The 124 patients included in the study had not received antiretroviral treatment and did not represent new infections, but could be described as chronically infected, Henderson says.
"Our conclusions are that the ability to detect anti-HIV drug resistance in chronically HIV-infected persons who had never been treated before was significant," Henderson says. "The most common mutation was the mutation that confers resistance to non-nucleoside reverse transcriptase inhibitors (NNRTIs)."
Existing research data about drug resistance mostly has looked at newly-infected patients in large urban areas, and has found resistance of 8 percent to 15 percent, Henderson says.
"The major difference from what we did was we did resistance testing on patients who came to our clinic for the first time, but who weren’t necessarily newly infected patients," Henderson says. "They may have been infected for quite a while before the time they ever came to our clinic."
HIV clinicians and researchers long have discussed whether drug-resistant strains remain detectable in the absence of drug therapy, with many theorizing that wild type virus is more dominant in this untreated population.
"Some people have questioned whether such strains would remain detectable for a significant period of time," he says. "A lot of people had felt that in untreated patients if they had gotten infected with drug resistant strains those drug resistant strains would only be detectable for a short period of time and then fade into the background."
If that happened then it wouldn’t be much use to do resistance testing in patients who had never been treated before, Henderson explains.
"If patients on medication have drug-resistant strains, and those particular strains are resistant to the drugs they are being given then those strains will be replicating preferentially to other strains that are being suppressed by the drugs," Henderson says.
"If the medication is subsequently changed and the patient starts taking different drugs then those resistant strains may now be suppressed by the new medication," Henderson says. "But there may be other strains present in that person that previously were being suppressed by old medicines, and now in the presence of new medicines those strains can emerge from the backgrounds and become the predominant strains."

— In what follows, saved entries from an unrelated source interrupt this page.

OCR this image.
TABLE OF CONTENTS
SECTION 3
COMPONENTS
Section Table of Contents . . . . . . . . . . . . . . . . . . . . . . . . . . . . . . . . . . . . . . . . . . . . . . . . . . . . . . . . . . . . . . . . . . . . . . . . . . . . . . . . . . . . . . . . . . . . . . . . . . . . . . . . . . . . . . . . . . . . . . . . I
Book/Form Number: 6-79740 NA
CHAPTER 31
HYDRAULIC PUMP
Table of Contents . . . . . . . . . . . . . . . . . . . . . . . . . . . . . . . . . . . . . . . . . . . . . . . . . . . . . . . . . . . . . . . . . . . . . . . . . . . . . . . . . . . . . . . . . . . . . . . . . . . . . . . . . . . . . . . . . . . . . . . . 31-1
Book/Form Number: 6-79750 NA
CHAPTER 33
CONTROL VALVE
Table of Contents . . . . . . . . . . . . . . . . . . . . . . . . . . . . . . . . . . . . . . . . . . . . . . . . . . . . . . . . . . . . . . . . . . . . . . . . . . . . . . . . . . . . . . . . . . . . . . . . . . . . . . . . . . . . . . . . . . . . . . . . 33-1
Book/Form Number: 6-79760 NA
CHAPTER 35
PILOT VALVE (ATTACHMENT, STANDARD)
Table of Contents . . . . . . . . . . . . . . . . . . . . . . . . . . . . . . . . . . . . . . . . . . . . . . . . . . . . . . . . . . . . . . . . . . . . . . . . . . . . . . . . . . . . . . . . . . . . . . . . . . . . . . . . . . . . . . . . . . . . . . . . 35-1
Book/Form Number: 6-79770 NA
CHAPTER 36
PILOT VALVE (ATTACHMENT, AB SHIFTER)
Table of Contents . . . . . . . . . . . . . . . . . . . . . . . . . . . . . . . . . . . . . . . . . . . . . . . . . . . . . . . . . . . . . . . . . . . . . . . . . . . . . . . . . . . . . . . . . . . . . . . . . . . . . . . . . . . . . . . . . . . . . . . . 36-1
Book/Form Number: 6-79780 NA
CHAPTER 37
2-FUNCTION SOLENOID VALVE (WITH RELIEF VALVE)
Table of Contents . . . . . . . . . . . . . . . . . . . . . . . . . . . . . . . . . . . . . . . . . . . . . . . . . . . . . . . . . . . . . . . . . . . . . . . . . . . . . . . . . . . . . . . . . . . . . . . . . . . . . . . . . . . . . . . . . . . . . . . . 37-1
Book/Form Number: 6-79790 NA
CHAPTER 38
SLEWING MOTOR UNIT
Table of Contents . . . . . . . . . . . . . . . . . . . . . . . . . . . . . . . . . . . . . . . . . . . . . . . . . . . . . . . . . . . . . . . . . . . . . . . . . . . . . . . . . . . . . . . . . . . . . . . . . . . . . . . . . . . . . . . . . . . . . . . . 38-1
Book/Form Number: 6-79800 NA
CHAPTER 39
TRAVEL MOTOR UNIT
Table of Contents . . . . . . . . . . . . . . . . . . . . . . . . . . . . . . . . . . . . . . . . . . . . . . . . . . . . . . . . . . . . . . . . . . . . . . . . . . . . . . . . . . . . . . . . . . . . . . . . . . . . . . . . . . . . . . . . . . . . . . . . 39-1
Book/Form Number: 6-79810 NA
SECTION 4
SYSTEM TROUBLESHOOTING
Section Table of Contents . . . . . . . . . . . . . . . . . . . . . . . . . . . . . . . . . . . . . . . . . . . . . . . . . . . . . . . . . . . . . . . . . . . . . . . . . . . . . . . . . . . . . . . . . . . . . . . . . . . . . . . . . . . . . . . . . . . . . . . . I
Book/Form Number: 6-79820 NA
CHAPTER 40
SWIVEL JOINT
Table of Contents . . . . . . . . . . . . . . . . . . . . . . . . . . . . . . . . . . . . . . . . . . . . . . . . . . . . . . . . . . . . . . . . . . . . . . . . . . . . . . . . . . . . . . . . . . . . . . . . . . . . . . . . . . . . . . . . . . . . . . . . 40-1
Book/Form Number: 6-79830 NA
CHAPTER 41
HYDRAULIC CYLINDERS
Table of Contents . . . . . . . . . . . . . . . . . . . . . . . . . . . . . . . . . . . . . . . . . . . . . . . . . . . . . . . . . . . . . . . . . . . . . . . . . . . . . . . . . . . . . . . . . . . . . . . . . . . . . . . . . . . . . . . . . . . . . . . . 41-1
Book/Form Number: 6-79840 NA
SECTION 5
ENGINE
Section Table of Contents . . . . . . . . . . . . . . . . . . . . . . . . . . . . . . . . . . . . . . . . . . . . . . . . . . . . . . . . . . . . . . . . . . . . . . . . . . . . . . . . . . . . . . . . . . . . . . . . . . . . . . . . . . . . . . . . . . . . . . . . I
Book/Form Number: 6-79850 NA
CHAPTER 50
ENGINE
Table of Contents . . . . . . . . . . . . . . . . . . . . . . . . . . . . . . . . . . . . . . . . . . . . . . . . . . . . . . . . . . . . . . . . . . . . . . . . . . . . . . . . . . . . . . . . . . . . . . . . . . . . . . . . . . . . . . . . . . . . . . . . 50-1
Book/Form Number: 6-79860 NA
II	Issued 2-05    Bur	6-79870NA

All of these factors play into decisions about resistance testing, so any study which shows durability of drug-resistant virus is notable.
"There is coming to be a recognition that the shifting of viral strains in persons who are on treatments may not occur to the same degree in persons who have never been treated before," Henderson says. "In someone who has never been treated before, if that person is infected with a drug resistant strain then that strain may persist in detectable levels for a long time."
The 10.5 percent detectable drug resistance found in the Jackson clinic’s population is significant, Henderson says.
"Most people feel that a level that high would justify routinely doing resistance testing in this setting," Henderson says. "And that is among patients who’ve never been treated before and who appear for their initial evaluation."
The other implication of the research is that drug resistance is present in smaller cities and rural areas, as well as large urban regions, Henderson says.
Reference
- Henderson H, Brown B. HIV Drug Resistance Among Untreated Chronically HIV-Infected Person in an Infectious Diseases (ID) Clinic in Jackson, Mississippi. Presented at the 43rd Annual Meeting of the IDSA, Oct. 6-9, 2004, in San Francisco, CA. Abstract: 801.